Media hora después pasarán las limpiadoras con sus largas mopas y sus fregonas, ellas son las más amigables, hablan de lo que sea y le quitan un poco de frialdad a esta sala. Sobre las once le toca el turno a las auxiliares a bañar y hacer las camas. Y ya al final de la mañana aparecerá la cara seria del doctor para la revisión diaria, justo antes de que de nuevo los carros de la comida llenen el pasillo.

Algunas mañanas también se pasa por aquí el cura del Hospital, a algunos les lleva la comunión, unas breves palabras de consuelo y sigue su ruta diaria. Después de comer es el momento esperado de que me dejen dormir un poco, pero no, entonces comienza la rueda de llamadas telefónicas para preguntar por la salud.

Estoy agotado, no consigo descansar en este hospital. Cuando ya por fin terminan los ring de teléfono y casi doy una cabezadita entran con la merienda de las cinco, vuelta a poner termómetros y tensión arterial.
Así no hay quien pueda. Dos meses ya en la misma situación, rozando este colchón duro, mirando estas paredes tan blancas que ciegan la vista. Este olor a medicamento. Necesito cambiar de aires, pues esto va para largo he escuchado hoy al médico decir por lo bajo.

Y decido que ¡Nunca más! ¿Me oyen? nunca más me subo en una moto, sobre todo si el que la conduce está bebido.
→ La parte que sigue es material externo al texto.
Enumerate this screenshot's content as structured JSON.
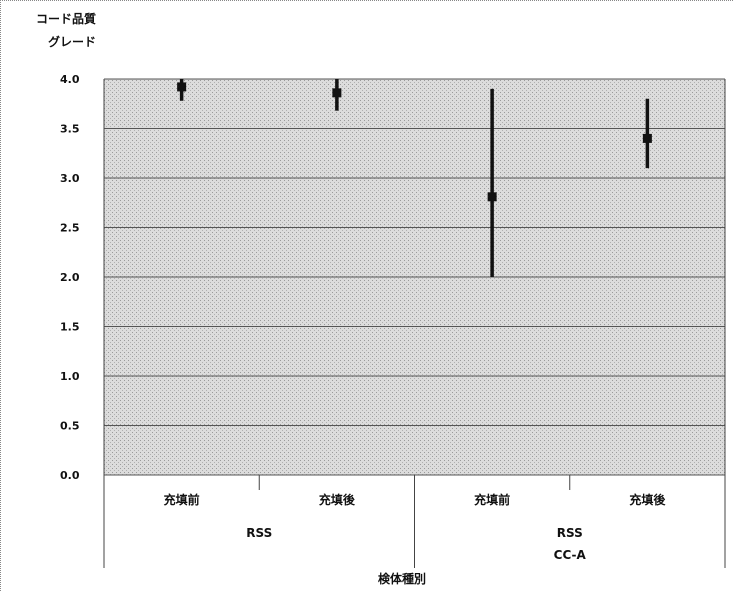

Ya me lo dijo mi madre: “Pepito, el hospital no es un sitio agradable para vivir”. Pero yo estaba tan cómodo en su pelo rizadito… cuando él salió de la cervecería, tomó la moto y no se puso el casco… Y me dio lástima dejarlo sólo en esta habitación ahora que está vegetal y no tiene con quien hablar.

Sí, ya decía mi madre eso de que los piojos somos unos sentimentales.